OSD includes conditions like Dry disease (DED), redness and sebaceous gland pathology (MDG), allergic eye diseases (AED), chemical and thermal burns and then on. Ocular surface diseases will severely have an effect on sightedness and quality of life, and in severe cases, cause sightlessness. The mode of presentation similarly because the severity varies in numerous populations and this issue can concentrate on the presentation of OSD in South Asia. Ocular surface squamous pathologic process (OSSN) has A calculable incidence within the u. s. of zero.03 per 100000 persons.2 Higher incidences are rumoured in alternative components of the planet with a lot of sun exposure, with AN calculable incidence of one.9 per 100000 persons in Australia3 and three.5 per 100000 persons in African country.4 it's the foremost common, non-pigmented ocular surface growth. The organ systems area unit primarily involutions from and specializations of the surface epithelial tissue. Communication on these epithelia happens through gap junctions and cytokines.2-4 third, all regions of the ocular surface epithelia manufacture elements of the refractive tear film; the membrane and mucosa epithelia manufacture hydrophilic mucins that hold tears onto the surface of the eye; the lacrimal and accent lacrimal glands secrete water and a number of protecting proteins; the sebaceous gland provides the superficial tear lipoid layer that stops tear evaporation. The nasolacrimal animal tissue system adsorbs tear elements and is believed to, through its cavernous system, control/regulate tear outflow, serving to to keep up the acceptable tear level, a fine balance between secretion and outflow.5 The functions of the varied regions of the continual epithelia and also the protective fold blink area unit integrated by the nervous, endocrine, circulatory and immune systems, and area unit supported by the animal tissue with its resident cells and blood vessels.

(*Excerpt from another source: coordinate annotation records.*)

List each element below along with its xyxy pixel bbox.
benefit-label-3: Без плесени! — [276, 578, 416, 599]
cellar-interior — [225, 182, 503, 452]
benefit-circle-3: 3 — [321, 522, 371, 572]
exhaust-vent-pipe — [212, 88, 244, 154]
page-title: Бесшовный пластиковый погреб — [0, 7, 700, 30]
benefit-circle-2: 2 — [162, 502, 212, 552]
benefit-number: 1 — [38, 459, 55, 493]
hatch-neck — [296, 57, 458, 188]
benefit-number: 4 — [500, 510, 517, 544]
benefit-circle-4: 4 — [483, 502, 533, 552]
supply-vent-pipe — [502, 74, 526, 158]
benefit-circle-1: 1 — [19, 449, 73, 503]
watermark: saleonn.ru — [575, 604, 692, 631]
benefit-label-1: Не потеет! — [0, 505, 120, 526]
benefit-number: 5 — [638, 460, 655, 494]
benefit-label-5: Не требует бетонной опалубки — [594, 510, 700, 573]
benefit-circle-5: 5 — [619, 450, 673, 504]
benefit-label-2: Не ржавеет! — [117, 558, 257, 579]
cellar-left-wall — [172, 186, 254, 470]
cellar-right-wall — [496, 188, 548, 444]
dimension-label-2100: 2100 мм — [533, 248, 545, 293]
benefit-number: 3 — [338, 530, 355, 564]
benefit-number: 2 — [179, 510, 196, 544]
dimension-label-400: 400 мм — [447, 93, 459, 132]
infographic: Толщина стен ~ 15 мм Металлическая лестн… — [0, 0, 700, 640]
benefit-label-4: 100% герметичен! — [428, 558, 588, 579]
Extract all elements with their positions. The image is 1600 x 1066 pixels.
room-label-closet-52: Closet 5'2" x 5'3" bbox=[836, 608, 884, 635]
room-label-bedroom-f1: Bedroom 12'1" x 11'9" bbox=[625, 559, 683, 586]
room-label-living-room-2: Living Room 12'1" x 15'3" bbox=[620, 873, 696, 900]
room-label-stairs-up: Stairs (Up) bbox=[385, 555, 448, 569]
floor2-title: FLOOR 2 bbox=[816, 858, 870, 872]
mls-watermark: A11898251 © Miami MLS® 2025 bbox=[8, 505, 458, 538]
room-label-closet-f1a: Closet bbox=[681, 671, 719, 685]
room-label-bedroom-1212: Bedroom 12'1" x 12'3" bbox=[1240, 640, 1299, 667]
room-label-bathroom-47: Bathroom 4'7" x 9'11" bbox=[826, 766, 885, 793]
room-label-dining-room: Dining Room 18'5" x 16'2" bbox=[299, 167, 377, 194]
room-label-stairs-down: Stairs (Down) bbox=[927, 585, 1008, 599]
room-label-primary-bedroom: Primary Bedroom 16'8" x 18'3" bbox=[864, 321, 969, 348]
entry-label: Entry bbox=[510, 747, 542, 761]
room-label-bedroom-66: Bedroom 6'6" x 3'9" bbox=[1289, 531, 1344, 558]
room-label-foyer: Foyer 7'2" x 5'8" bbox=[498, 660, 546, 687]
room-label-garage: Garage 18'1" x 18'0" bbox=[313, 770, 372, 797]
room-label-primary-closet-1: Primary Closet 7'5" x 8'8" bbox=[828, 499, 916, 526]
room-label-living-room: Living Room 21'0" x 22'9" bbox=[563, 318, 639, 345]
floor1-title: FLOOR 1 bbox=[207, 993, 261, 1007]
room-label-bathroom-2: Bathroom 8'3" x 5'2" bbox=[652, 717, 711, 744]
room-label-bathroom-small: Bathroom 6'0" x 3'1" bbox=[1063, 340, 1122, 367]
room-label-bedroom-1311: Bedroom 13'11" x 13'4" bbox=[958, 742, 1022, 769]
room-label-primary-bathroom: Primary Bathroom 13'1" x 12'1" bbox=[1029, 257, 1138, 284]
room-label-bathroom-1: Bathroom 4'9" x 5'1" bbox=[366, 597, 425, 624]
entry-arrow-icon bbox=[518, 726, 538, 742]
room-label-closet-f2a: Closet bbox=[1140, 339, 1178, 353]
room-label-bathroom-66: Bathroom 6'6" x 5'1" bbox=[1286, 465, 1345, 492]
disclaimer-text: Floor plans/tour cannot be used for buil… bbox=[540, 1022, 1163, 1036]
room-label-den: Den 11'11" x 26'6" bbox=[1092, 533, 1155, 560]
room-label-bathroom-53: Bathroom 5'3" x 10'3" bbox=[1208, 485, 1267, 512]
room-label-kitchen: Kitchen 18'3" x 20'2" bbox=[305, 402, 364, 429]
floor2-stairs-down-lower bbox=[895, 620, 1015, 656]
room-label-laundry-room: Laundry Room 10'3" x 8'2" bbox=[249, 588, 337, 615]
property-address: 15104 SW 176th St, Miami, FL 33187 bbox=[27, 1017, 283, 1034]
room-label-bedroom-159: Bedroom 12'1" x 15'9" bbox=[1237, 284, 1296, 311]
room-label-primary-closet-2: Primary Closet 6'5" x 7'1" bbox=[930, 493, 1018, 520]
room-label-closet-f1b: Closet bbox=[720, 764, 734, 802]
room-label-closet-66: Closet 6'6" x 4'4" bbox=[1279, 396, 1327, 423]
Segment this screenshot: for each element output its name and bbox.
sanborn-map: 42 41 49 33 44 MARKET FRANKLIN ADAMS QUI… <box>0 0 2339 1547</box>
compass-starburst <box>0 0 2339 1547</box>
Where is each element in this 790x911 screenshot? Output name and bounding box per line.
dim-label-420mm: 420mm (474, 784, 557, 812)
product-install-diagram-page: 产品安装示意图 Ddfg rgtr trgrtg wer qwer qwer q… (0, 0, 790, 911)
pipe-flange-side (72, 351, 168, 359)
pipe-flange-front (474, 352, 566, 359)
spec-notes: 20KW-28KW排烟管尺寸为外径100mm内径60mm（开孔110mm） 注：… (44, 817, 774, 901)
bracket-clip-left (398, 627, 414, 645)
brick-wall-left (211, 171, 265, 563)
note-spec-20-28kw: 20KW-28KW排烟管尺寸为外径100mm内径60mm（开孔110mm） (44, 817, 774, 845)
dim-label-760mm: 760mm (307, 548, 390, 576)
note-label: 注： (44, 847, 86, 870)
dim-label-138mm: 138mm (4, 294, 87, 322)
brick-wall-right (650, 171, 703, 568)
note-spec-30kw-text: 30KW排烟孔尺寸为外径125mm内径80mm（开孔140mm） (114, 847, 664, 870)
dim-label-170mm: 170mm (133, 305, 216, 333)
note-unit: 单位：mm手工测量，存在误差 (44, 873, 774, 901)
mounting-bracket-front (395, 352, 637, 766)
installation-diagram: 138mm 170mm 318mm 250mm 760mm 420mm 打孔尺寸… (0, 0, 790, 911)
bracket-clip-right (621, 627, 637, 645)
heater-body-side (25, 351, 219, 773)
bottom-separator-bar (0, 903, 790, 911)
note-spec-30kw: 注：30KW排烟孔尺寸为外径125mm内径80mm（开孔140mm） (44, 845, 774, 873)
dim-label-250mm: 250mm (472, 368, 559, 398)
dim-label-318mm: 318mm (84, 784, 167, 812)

A unit within the Ocular Surface System has been termed “The Lacrimal Functional Unit.6” “The Lacrimal Functional Unit is composed of the lacrimal glands (both main and accessory), the ocular surface and the interconnecting innervation.” This term emphasizes the interplay between the lacrimal gland, the ocular surface, narrowly defined as the corneal and conjunctival epithelia, and the nervous system. The Ocular Surface System is a broader concept in that it recognizes contributions to the tear film of all the regions of the ocular surface epithelia, incorporates the lids and nasolacrimal duct, and recognizes the integrative functions of the endocrine, immune and vascular systems.

Abstract & Introduction

Vernal Keratoconjunctivitis (VKC) is the most common and severe form of ocular allergy seen in pediatric patients. If left untreated it can lead to sight threatening complications like corneal ulcer and limbal stem cell deficiency. It is also often associated with dry eyes, which is commonly neglected in children as they cannot express their complaints. We hesitate in performing the dry eye tests like tear film break up time and Schirmer’s test in children owing to their invasive nature. Ocular surface analyser (OSA) is a non-invasive tool which is used in adults to assess dry eye status. The purpose of this research is to present our results of evaluation of OSA as a noninvasive alternative for assessment of dry eyes in pediatric VKC.

Method

Prospective pilot study. The clinical parameters recorded were Bonini clinical grading, corneal fluorescein staining, tear-film break up time (TBUT) and schirmer’s II test. The OSA parameters recorded were noninvasive TBUT (NiBUT), meibomian gland (MG) loss, tear meniscus height and lipid layer type. The OSA and clinical parameters were correlated with the modified ocular surface disease index (OSDI) symptom scores.

Result

30 children (8.4yrs, 5-15 years) with VKC showed an average TBUT of 10±5 secs and NIBUT of 7±2 secs. The mean OSDI score was 35±14 (maximum possible score-64). None of the clinical parameters correlated with OSDI scores. Among the OSA parameters, upper lid MG loss showed a positive correlation with OSDI scores (p=0.039).

Conclusion

Conclusions: OSA may be used as an alternative tool for assessment of dry eyes in children. MG gland loss correlated with symptoms.